O cenário é a Fazenda do Primo Ribeiro, meio abandonada porque a febre o impossibilitava de trabalhar.
Personagens
Primo Argemiro – Na região, vem conseguindo sobreviver à
malária. Tem febre e frio todos os dias, o baço sempre inchado,
mas vai vivendo. No início da doença, foi abandonado pela esposa,
Luísa; ela fugiu com outro homem, um boiadeiro.
Primo Ribeiro – Como Primo Argemiro, vai sobrevivendo à malária.
Os dois moram isolados, numa região em que a febre já expulsou toda
a gente. Apesar de ter terras em outra região, prefere ficar ao lado de
Primo Ribeiro, tal a amizade que os une.
Prima Luísa – Mulher de Ribeiro. Morena, olhos pretos, cabelos pretos…
muito bonita. De riso alegrinho, mas de olhar duro. Fugiu com um boiadeiro.
Ceição – Preta velha.
Jiló – Cachorro.
Enredo
Há uma narrativa principal, que é bem simples: a sezão (febre/malária) avança
por um povoado às margens do Rio Pará. As pessoas abandonam o povoado deixando
tudo para trás, as que não se vão morrem.
Na beira do rio Pará, a malária expulsou a gente de um povoado inteiro. Deixaram para trás “casas,
sobradinho, capela, três vendinhas, o chalé e o cemitério”. Morador, agora, só andando três quilômetros
para cima. Moram ali, na fazenda abandonada, três pessoas: Primo Ribeiro, Primo Argemiro e uma preta
velha que cozinha o feijão de todos os dias. Os homens não podem mais trabalhar, a malária não deixa.
Em certo dia, ainda pela manhã, Primo Ribeiro começou a falar de morte. Achava que o seu dia havia
chegado. Por isso, puxou a conversa que se referia a uma mulher.
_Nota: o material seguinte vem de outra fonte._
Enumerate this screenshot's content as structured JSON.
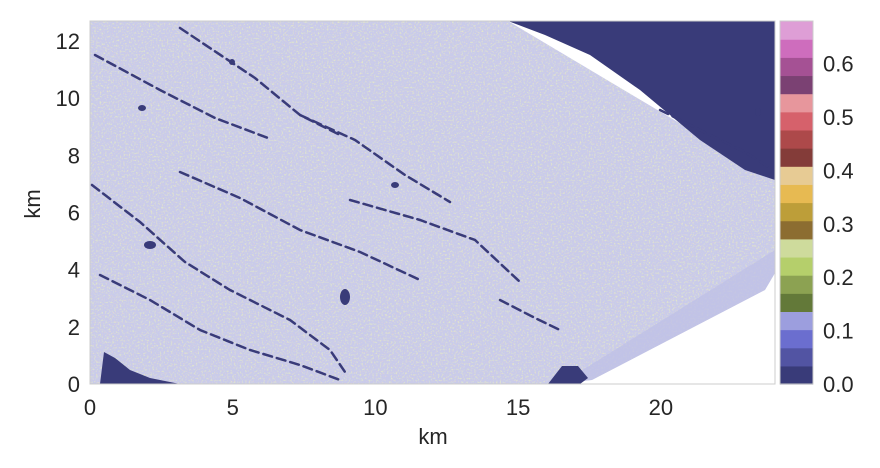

Se ela aparecesse, até a febre sumia.
Ribeiro confessa que tem Argemiro na conta de irmão. Por isso, tem coragem de remexer o passado. Estava
casado com ele há apenas três anos, e a ingrata fugiu com outro. Argemiro quis ir atrás dos dois. Queria
matar o homem e trazer a mulher de Ribeiro de volta.
Agora, Ribeiro não tem vergonha de confessar: não foi atrás dos dois porque, se fosse, a obrigação era
matá-los. Mas faltava-lhe, já naquela época, a coragem. Talvez por causa da malária. Argemiro também
soltou a imaginação. Chegou a sentir ciúmes dela com o marido. E veio o boiadeiro, ficou três dias na
fazenda, com desculpa de esperar outra ponta de gado… Não era a primeira vez que ele se arranchava
ali. Mas nunca ninguém tinha visto os dois conversando sozinhos… Ele, Primo Argemiro, não tinha feito
nenhuma má idéia….
Ela fugiu com o boiadeiro, e Primo Argemiro nunca lhe havia confessado o seu amor. Arrependia-se disso.
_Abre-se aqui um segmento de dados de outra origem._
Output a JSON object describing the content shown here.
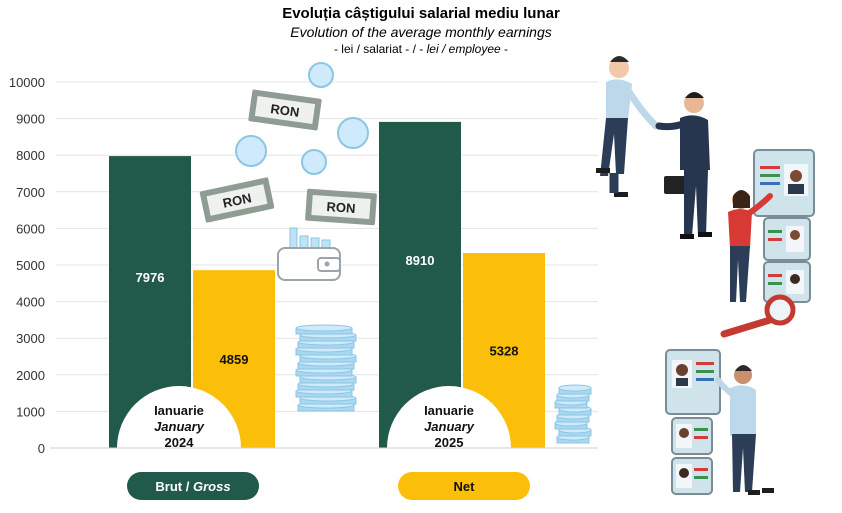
{
  "header": {
    "title_ro": "Evoluția câștigului salarial mediu lunar",
    "title_en": "Evolution of the average monthly earnings",
    "unit_a": "- lei / salariat - / - ",
    "unit_b": "lei / employee",
    "unit_c": " -"
  },
  "colors": {
    "brut": "#215a4a",
    "net": "#fbbf0a",
    "grid": "#e4e4e4",
    "coin": "#a9d8f0",
    "coin_stroke": "#8cc6e4",
    "banknote": "#8e9c93"
  },
  "icons": [
    "banknote-icon",
    "coin-icon",
    "wallet-icon",
    "coin-stack-icon",
    "business-people-illustration"
  ],
  "banknote_text": "RON",
  "chart_data": {
    "type": "bar",
    "title": "Evoluția câștigului salarial mediu lunar",
    "subtitle": "Evolution of the average monthly earnings",
    "ylabel": "",
    "ylim": [
      0,
      10000
    ],
    "yticks": [
      0,
      1000,
      2000,
      3000,
      4000,
      5000,
      6000,
      7000,
      8000,
      9000,
      10000
    ],
    "ytick_labels": [
      "0",
      "1000",
      "2000",
      "3000",
      "4000",
      "5000",
      "6000",
      "7000",
      "8000",
      "9000",
      "10000"
    ],
    "grid": true,
    "legend_placement": "bottom",
    "categories": [
      {
        "line1": "Ianuarie",
        "line2": "January",
        "line3": "2024"
      },
      {
        "line1": "Ianuarie",
        "line2": "January",
        "line3": "2025"
      }
    ],
    "series": [
      {
        "name": "Brut / Gross",
        "name_ro": "Brut",
        "name_en": "Gross",
        "values": [
          7976,
          8910
        ]
      },
      {
        "name": "Net",
        "values": [
          4859,
          5328
        ]
      }
    ],
    "value_labels": [
      [
        "7976",
        "8910"
      ],
      [
        "4859",
        "5328"
      ]
    ]
  }
}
Se tivesse tido coragem. Talvez ela aceitasse, quem sabe até teria fugido com ele, pois o boiadeiro ainda
não havia aparecido. No mínimo, ela agora estava pensando que ele era um pamonha.
Primo Ribeiro não se cansa de dizer que considera Argemiro um irmão; nem um filho seria tão bom assim. O
outro se sente mal. Resolve confessar o seu grande segredo. Quando Ribeiro ouviu, apesar da febre e da
fraqueza, ficou muito zangado e insistiu que o Primo fosse embora. Argemiro explicou que nunca disse nada
a Luísa, nunca a desrespeitou, que ela foi embora sem saber de nada. Ribeiro negava-se a entender. Só
conseguia repetir que o Primo fosse embora. Sentia-se picado de cobra.
Primo Argemiro, não obtendo o perdão de Ribeiro, reúne as forças para ir embora. Caminha com dificuldade,
passa pela rocinha de milho, assustando os pássaros pretos que o confundem com um espantalho. O cão Jiló
não sabe mais a quem obedecer. Quer seguir com Argemiro, mas também quer ficar com Ribeiro. Na dúvida,
ficou. Argemiro segue adiante, com os primeiros sintomas da tremedeira. E a lembrança vai buscar
Luisinha, antes de se casar com Ribeiro. Ela estava toda de azul. A paisagem ali também se enfeitava de
flores azuis. Bom lugar para se deitar e morrer.